Actually, why wait to start healthy living in childhood? Start it in the womb! A number of chronic illnesses that might not be considered preexisting conditions start at birth, but aren't caught until later.

Brooks makes an exception for those with preexisting conditions, and believes those people obviously fall in the "through no fault of their own" group that is deserving of healthcare. But his language does imply that those who are poor and make unhealthy choices (maybe they cannot afford healthier food or maybe they cannot afford preventive care for a chronic illness) or those who smoked when they were younger and developed cancer, do not deserve cheaper healthcare. The implication is incredibly problematic, because it assigns worth the lives of people depending on how they "chose" to live. But the major issue with that idea is that, often, people didn't choose to eat unhealthy food — they ate bought a $1 hamburger because it was cheaper than buying $10 worth of salad ingredients at the grocery store.

In all seriousness, plenty of people who lead "good lives" as defined by Brooks still come down with terrible diseases. Cancer doesn't discriminate. You can eat only vegetables, lean proteins, and whole grains, and go for a run every morning, and still get a disease that or develop a problem that might not qualify as a pre-existing condition.

Also, go ahead and call me a bleeding-heart liberal (wait, is that going to increase my premiums under Trumpcare?), but even if you haven't always made the healthiest choices in your life, you still deserve to be able to afford insurance.
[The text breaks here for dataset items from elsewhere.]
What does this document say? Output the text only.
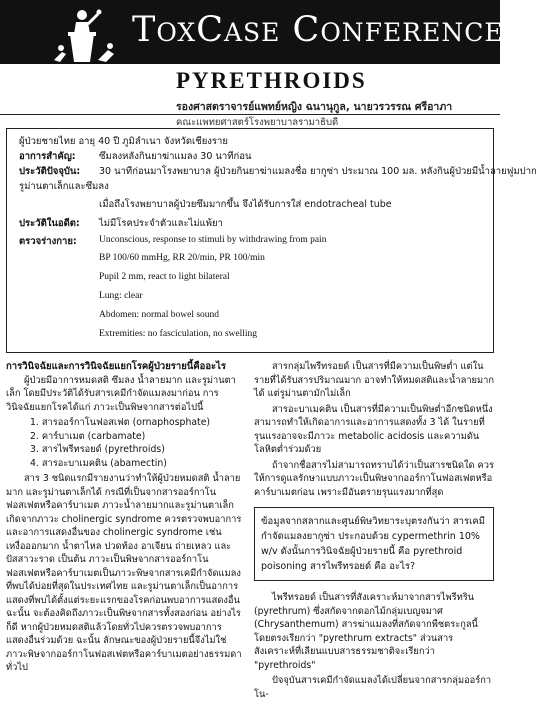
ToxCase Conference
PYRETHROIDS
รองศาสตราจารย์แพทย์หญิง ฉนานุกูล, นายวรวรรณ ศรีอาภา
คณะแพทยศาสตร์โรงพยาบาลรามาธิบดี
ผู้ป่วยชายไทย อายุ 40 ปี ภูมิลำเนา จังหวัดเชียงราย
อาการสำคัญ: ซึมลงหลังกินยาฆ่าแมลง 30 นาทีก่อน
ประวัติปัจจุบัน: 30 นาทีก่อนมาโรงพยาบาล ผู้ป่วยกินยาฆ่าแมลงชื่อ ยากูซ่า ประมาณ 100 มล. หลังกินผู้ป่วยมีน้ำลายฟูมปาก
รูม่านตาเล็กและซึมลง
เมื่อถึงโรงพยาบาลผู้ป่วยซึมมากขึ้น จึงได้รับการใส่ endotracheal tube
ประวัติในอดีต: ไม่มีโรคประจำตัวและไม่แพ้ยา
ตรวจร่างกาย: Unconscious, response to stimuli by withdrawing from pain
BP 100/60 mmHg, RR 20/min, PR 100/min
Pupil 2 mm, react to light bilateral
Lung: clear
Abdomen: normal bowel sound
Extremities: no fasciculation, no swelling
การวินิจฉัยและการวินิจฉัยแยกโรคผู้ป่วยรายนี้คืออะไร

ผู้ป่วยมีอาการหมดสติ ซึมลง น้ำลายมาก และรูม่านตาเล็ก โดยมีประวัติได้รับสารเคมีกำจัดแมลงมาก่อน การวินิจฉัยแยกโรคได้แก่ ภาวะเป็นพิษจากสารต่อไปนี้

1. สารออร์กาโนฟอสเฟต (ornaphosphate)
2. คาร์บาเมต (carbamate)
3. สารไพรีทรอยด์ (pyrethroids)
4. สารอะบาเมคติน (abamectin)

สาร 3 ชนิดแรกมีรายงานว่าทำให้ผู้ป่วยหมดสติ น้ำลายมาก และรูม่านตาเล็กได้ กรณีที่เป็นจากสารออร์กาโนฟอสเฟตหรือคาร์บาเมต ภาวะน้ำลายมากและรูม่านตาเล็กเกิดจากภาวะ cholinergic syndrome ควรตรวจพบอาการและอาการแสดงอื่นของ cholinergic syndrome เช่น เหงื่อออกมาก น้ำตาไหล ปวดท้อง อาเจียน ถ่ายเหลว และปัสสาวะราด เป็นต้น ภาวะเป็นพิษจากสารออร์กาโนฟอสเฟตหรือคาร์บาเมตเป็นภาวะพิษจากสารเคมีกำจัดแมลงที่พบได้บ่อยที่สุดในประเทศไทย และรูม่านตาเล็กเป็นอาการแสดงที่พบได้ตั้งแต่ระยะแรกของโรคก่อนพบอาการแสดงอื่น ฉะนั้น จะต้องคิดถึงภาวะเป็นพิษจากสารทั้งสองก่อน อย่างไรก็ดี หากผู้ป่วยหมดสติแล้วโดยทั่วไปควรตรวจพบอาการแสดงอื่นร่วมด้วย ฉะนั้น ลักษณะของผู้ป่วยรายนี้จึงไม่ใช่ภาวะพิษจากออร์กาโนฟอสเฟตหรือคาร์บาเมตอย่างธรรมดาทั่วไป

สารกลุ่มไพรีทรอยด์ เป็นสารที่มีความเป็นพิษต่ำ แต่ในรายที่ได้รับสารปริมาณมาก อาจทำให้หมดสติและน้ำลายมากได้ แต่รูม่านตามักไม่เล็ก

สารอะบาเมคติน เป็นสารที่มีความเป็นพิษต่ำอีกชนิดหนึ่ง สามารถทำให้เกิดอาการและอาการแสดงทั้ง 3 ได้ ในรายที่รุนแรงอาจจะมีภาวะ metabolic acidosis และความดันโลหิตต่ำร่วมด้วย

ถ้าจากชื่อสารไม่สามารถทราบได้ว่าเป็นสารชนิดใด ควรให้การดูแลรักษาแบบภาวะเป็นพิษจากออร์กาโนฟอสเฟตหรือคาร์บาเมตก่อน เพราะมีอันตรายรุนแรงมากที่สุด

ข้อมูลจากสลากและศูนย์พิษวิทยาระบุตรงกันว่า สารเคมีกำจัดแมลงยากูซ่า ประกอบด้วย cypermethrin 10% w/v ดังนั้นการวินิจฉัยผู้ป่วยรายนี้ คือ pyrethroid poisoning สารไพรีทรอยด์ คือ อะไร?

ไพรีทรอยด์ เป็นสารที่สังเคราะห์มาจากสารไพรีทริน (pyrethrum) ซึ่งสกัดจากดอกไม้กลุ่มเบญจมาศ (Chrysanthemum) สารฆ่าแมลงที่สกัดจากพืชตระกูลนี้โดยตรงเรียกว่า "pyrethrum extracts" ส่วนสารสังเคราะห์ที่เลียนแบบสารธรรมชาติจะเรียกว่า "pyrethroids"

ปัจจุบันสารเคมีกำจัดแมลงได้เปลี่ยนจากสารกลุ่มออร์กาโน-
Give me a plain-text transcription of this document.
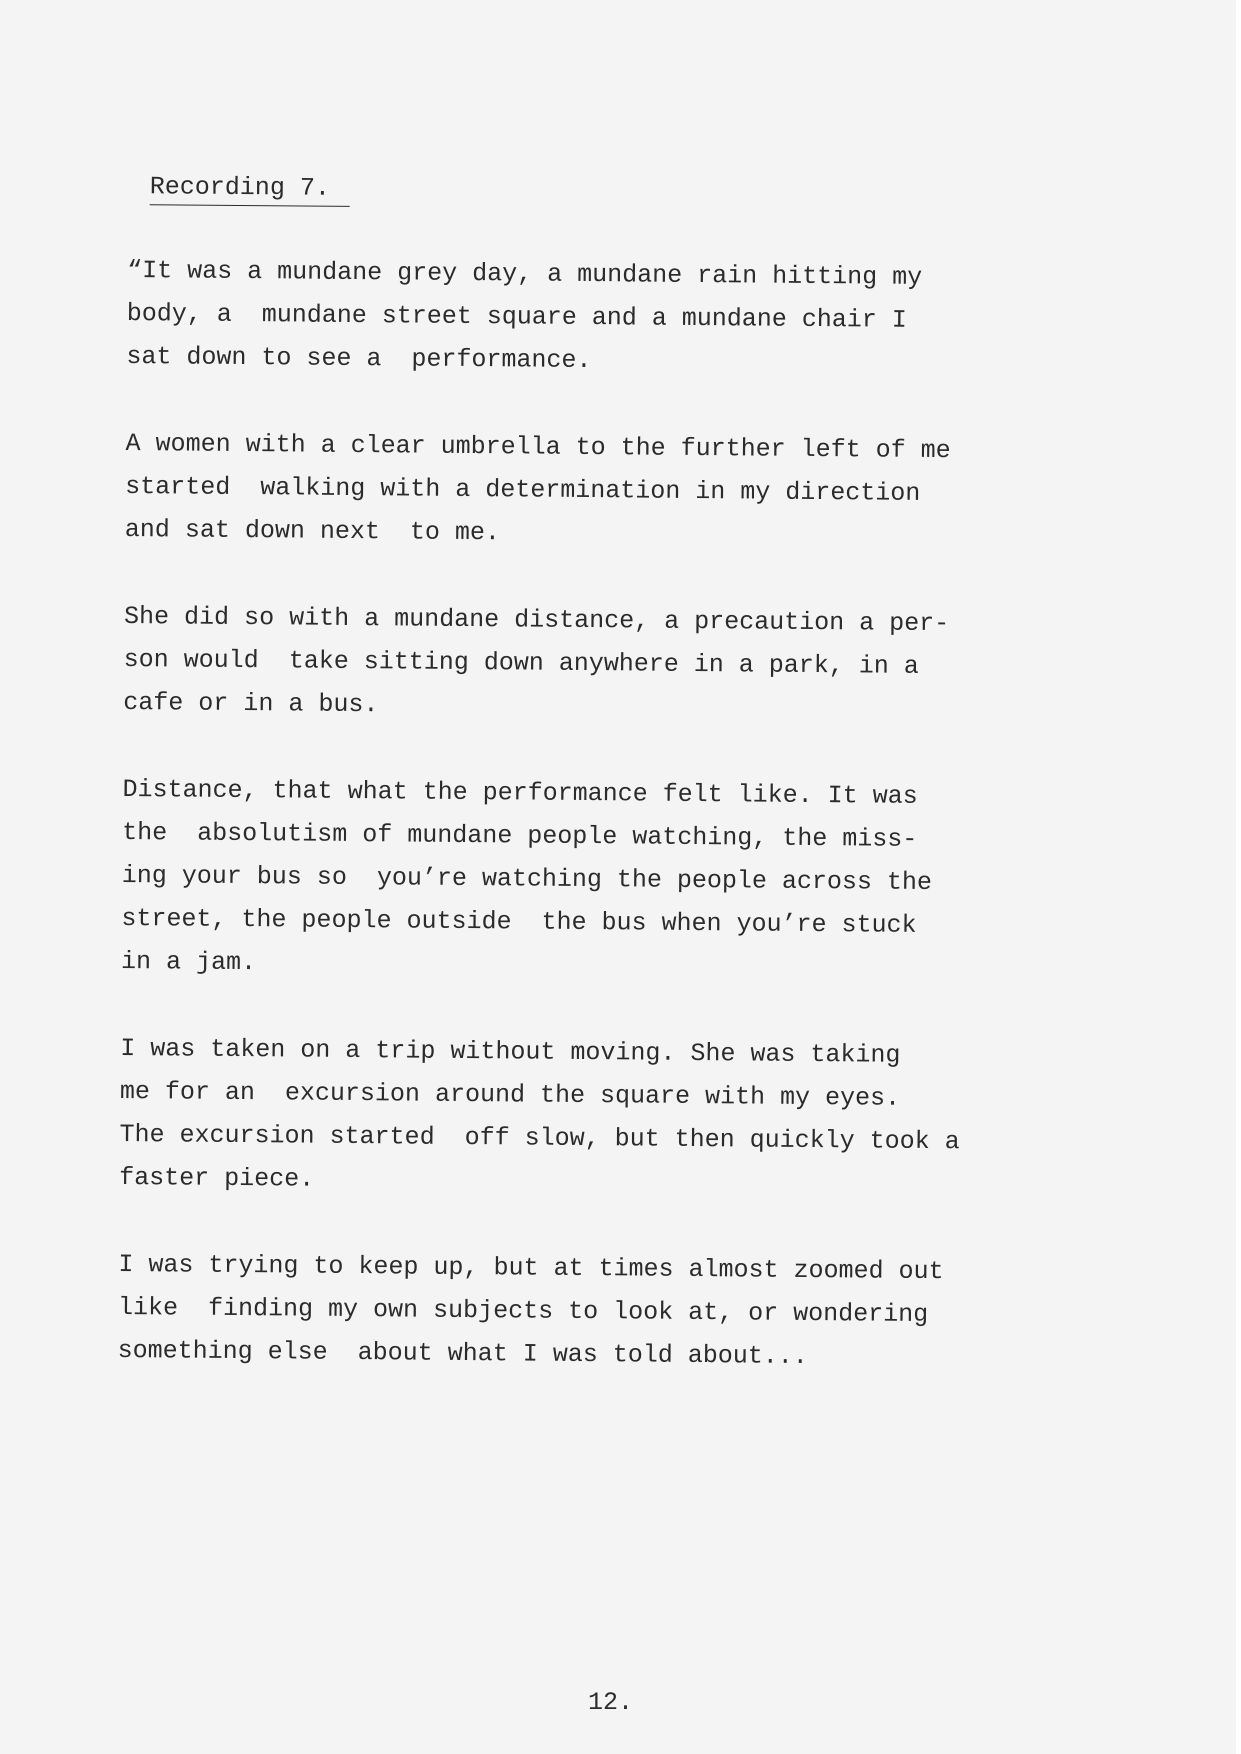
Recording 7.
“It was a mundane grey day, a mundane rain hitting my
body, a  mundane street square and a mundane chair I
sat down to see a  performance.
A women with a clear umbrella to the further left of me
started  walking with a determination in my direction
and sat down next  to me.
She did so with a mundane distance, a precaution a per-
son would  take sitting down anywhere in a park, in a
cafe or in a bus.
Distance, that what the performance felt like. It was
the  absolutism of mundane people watching, the miss-
ing your bus so  you’re watching the people across the
street, the people outside  the bus when you’re stuck
in a jam.
I was taken on a trip without moving. She was taking
me for an  excursion around the square with my eyes.
The excursion started  off slow, but then quickly took a
faster piece.
I was trying to keep up, but at times almost zoomed out
like  finding my own subjects to look at, or wondering
something else  about what I was told about...
12.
If you're a lifetime smoker, you do not deserve to die because you cannot afford care.

Perhaps Brooks should consider the idea that leading "a good life" might mean having a little more compassion for those less fortunate.

Correction: This article previously stated that Brooks said those with pre-existing conditions weren't leading "good lives," and thus should pay more for insurance. Brooks actually made an exception for those with pre-existing conditions, and believed they should have cheap access to care. Rather, Brooks' comments apply to those he believes have made unhealthy choices, whom would then have to pay more for healthcare. Romper regrets the error.